Diesmal verlief vieles anders. Primos Beobachtung von
früheren Reisen nach Paris wiederholte sich nicht sofort. Es hiess da,
ich sei jedesmal ein anderer Mensch, wenn ich die Grenze zu Frankreich
passiert habe. Quirliger, erlebnishungriger, lustiger. Dem riesigen
Adler gleich, nach dem wir jeweils in Saint Louis ausschauen. Die
mächtigen Flügel zum Abflug ausgebreitet, bewacht er das Museum für
Gegenwartskunst im ehemaligen Weinlager von „Fernet Branca“. Und er stellt, auf der Weltkugel sitzend, das Logo dieser Firma dar.

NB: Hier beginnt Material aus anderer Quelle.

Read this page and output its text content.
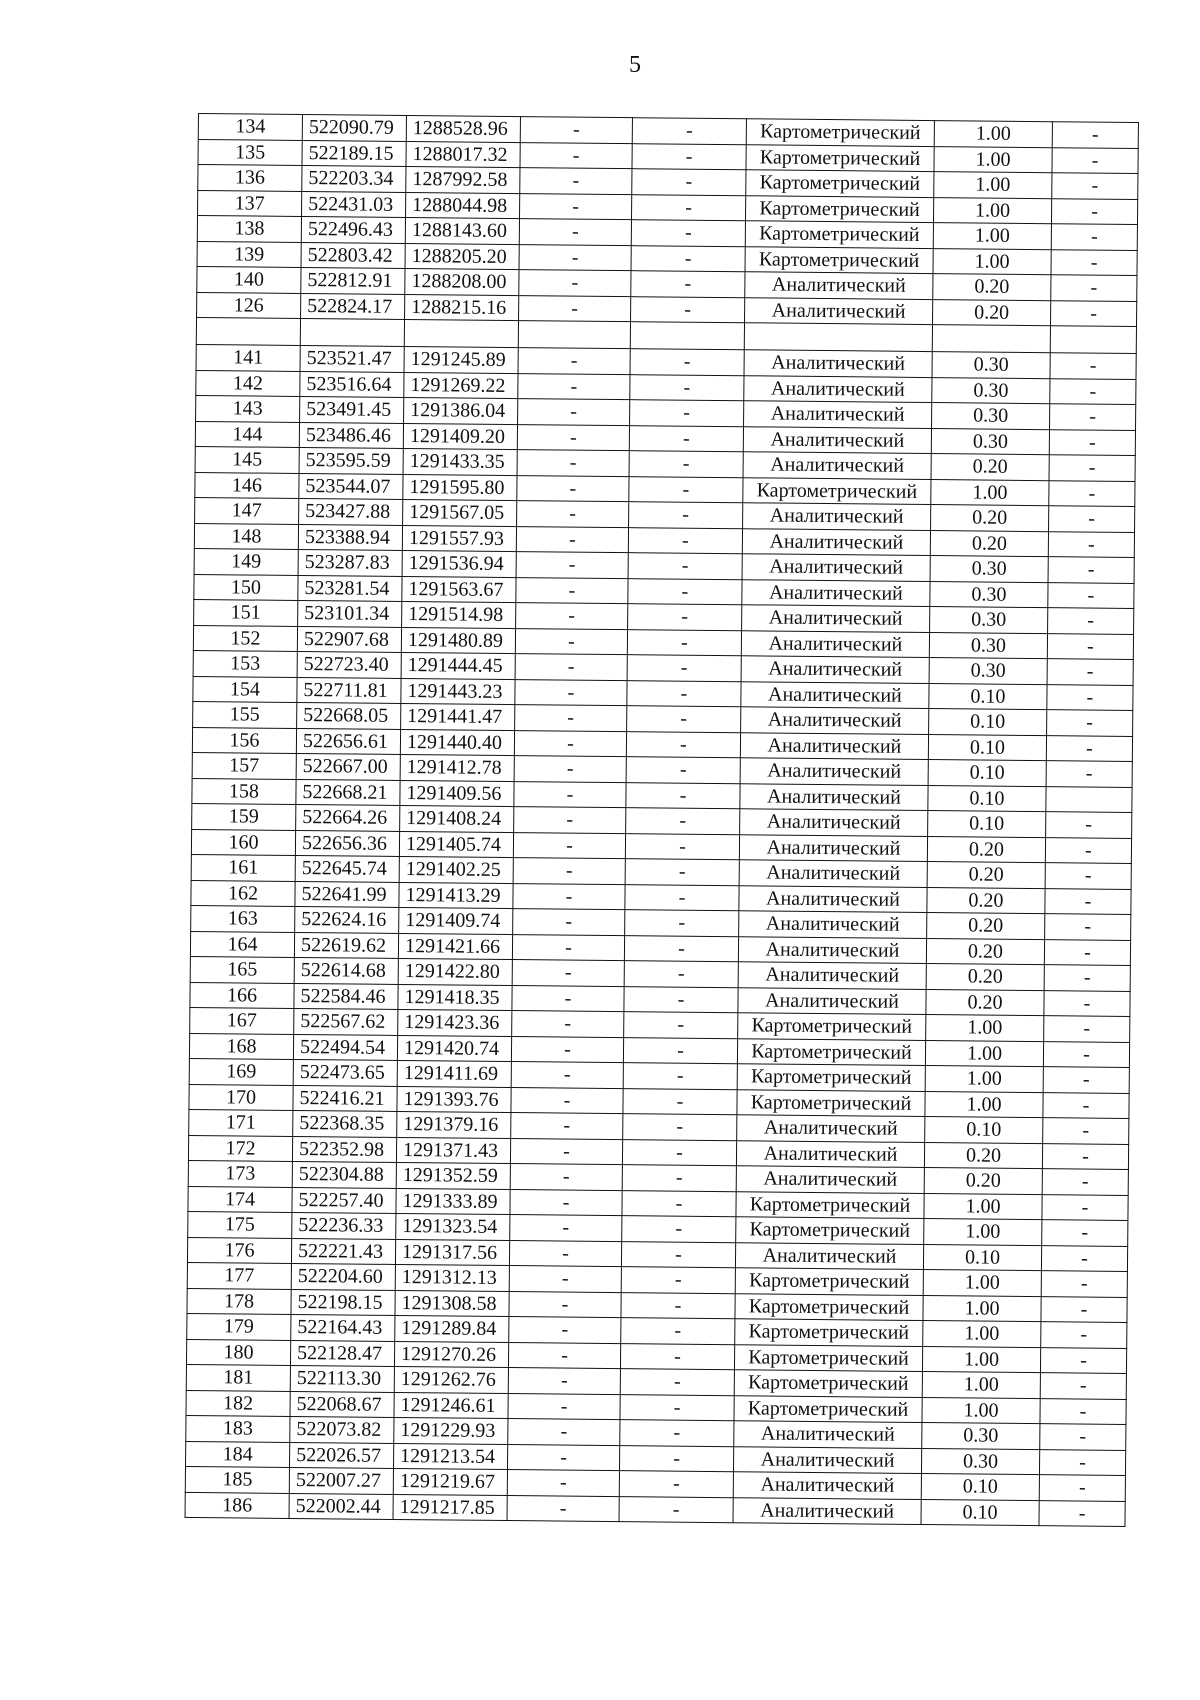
5
134	522090.79	1288528.96	-	-	Картометрический	1.00	-
135	522189.15	1288017.32	-	-	Картометрический	1.00	-
136	522203.34	1287992.58	-	-	Картометрический	1.00	-
137	522431.03	1288044.98	-	-	Картометрический	1.00	-
138	522496.43	1288143.60	-	-	Картометрический	1.00	-
139	522803.42	1288205.20	-	-	Картометрический	1.00	-
140	522812.91	1288208.00	-	-	Аналитический	0.20	-
126	522824.17	1288215.16	-	-	Аналитический	0.20	-

141	523521.47	1291245.89	-	-	Аналитический	0.30	-
142	523516.64	1291269.22	-	-	Аналитический	0.30	-
143	523491.45	1291386.04	-	-	Аналитический	0.30	-
144	523486.46	1291409.20	-	-	Аналитический	0.30	-
145	523595.59	1291433.35	-	-	Аналитический	0.20	-
146	523544.07	1291595.80	-	-	Картометрический	1.00	-
147	523427.88	1291567.05	-	-	Аналитический	0.20	-
148	523388.94	1291557.93	-	-	Аналитический	0.20	-
149	523287.83	1291536.94	-	-	Аналитический	0.30	-
150	523281.54	1291563.67	-	-	Аналитический	0.30	-
151	523101.34	1291514.98	-	-	Аналитический	0.30	-
152	522907.68	1291480.89	-	-	Аналитический	0.30	-
153	522723.40	1291444.45	-	-	Аналитический	0.30	-
154	522711.81	1291443.23	-	-	Аналитический	0.10	-
155	522668.05	1291441.47	-	-	Аналитический	0.10	-
156	522656.61	1291440.40	-	-	Аналитический	0.10	-
157	522667.00	1291412.78	-	-	Аналитический	0.10	-
158	522668.21	1291409.56	-	-	Аналитический	0.10	
159	522664.26	1291408.24	-	-	Аналитический	0.10	-
160	522656.36	1291405.74	-	-	Аналитический	0.20	-
161	522645.74	1291402.25	-	-	Аналитический	0.20	-
162	522641.99	1291413.29	-	-	Аналитический	0.20	-
163	522624.16	1291409.74	-	-	Аналитический	0.20	-
164	522619.62	1291421.66	-	-	Аналитический	0.20	-
165	522614.68	1291422.80	-	-	Аналитический	0.20	-
166	522584.46	1291418.35	-	-	Аналитический	0.20	-
167	522567.62	1291423.36	-	-	Картометрический	1.00	-
168	522494.54	1291420.74	-	-	Картометрический	1.00	-
169	522473.65	1291411.69	-	-	Картометрический	1.00	-
170	522416.21	1291393.76	-	-	Картометрический	1.00	-
171	522368.35	1291379.16	-	-	Аналитический	0.10	-
172	522352.98	1291371.43	-	-	Аналитический	0.20	-
173	522304.88	1291352.59	-	-	Аналитический	0.20	-
174	522257.40	1291333.89	-	-	Картометрический	1.00	-
175	522236.33	1291323.54	-	-	Картометрический	1.00	-
176	522221.43	1291317.56	-	-	Аналитический	0.10	-
177	522204.60	1291312.13	-	-	Картометрический	1.00	-
178	522198.15	1291308.58	-	-	Картометрический	1.00	-
179	522164.43	1291289.84	-	-	Картометрический	1.00	-
180	522128.47	1291270.26	-	-	Картометрический	1.00	-
181	522113.30	1291262.76	-	-	Картометрический	1.00	-
182	522068.67	1291246.61	-	-	Картометрический	1.00	-
183	522073.82	1291229.93	-	-	Аналитический	0.30	-
184	522026.57	1291213.54	-	-	Аналитический	0.30	-
185	522007.27	1291219.67	-	-	Аналитический	0.10	-
186	522002.44	1291217.85	-	-	Аналитический	0.10	-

Eine imposante Erscheinung.
Abfliegen wollen und doch an einen Ort festgebunden sein, in
solchem Spannungsfeld fühlte ich mich diesmal beim Grenzübergang. Wir
hatten gerade bemerkt, dass Primo die Identitätskarte nicht auf sich
trug. Wohl dachten wir ans Schengen-Abkommen, das die Grenzen in Europa
öffnete, aber da kam doch die Grenzpolizei in unseren Bahnwagen. In
stoische Ruhe versunken, fragten wir uns, was auf uns zukomme. Es wurde
aber nur eine Person und deren Gepäck von 3 Grenzwächtern sorgfältig
überprüft. Wir blieben unbehelligt, aber auch weiterhin still.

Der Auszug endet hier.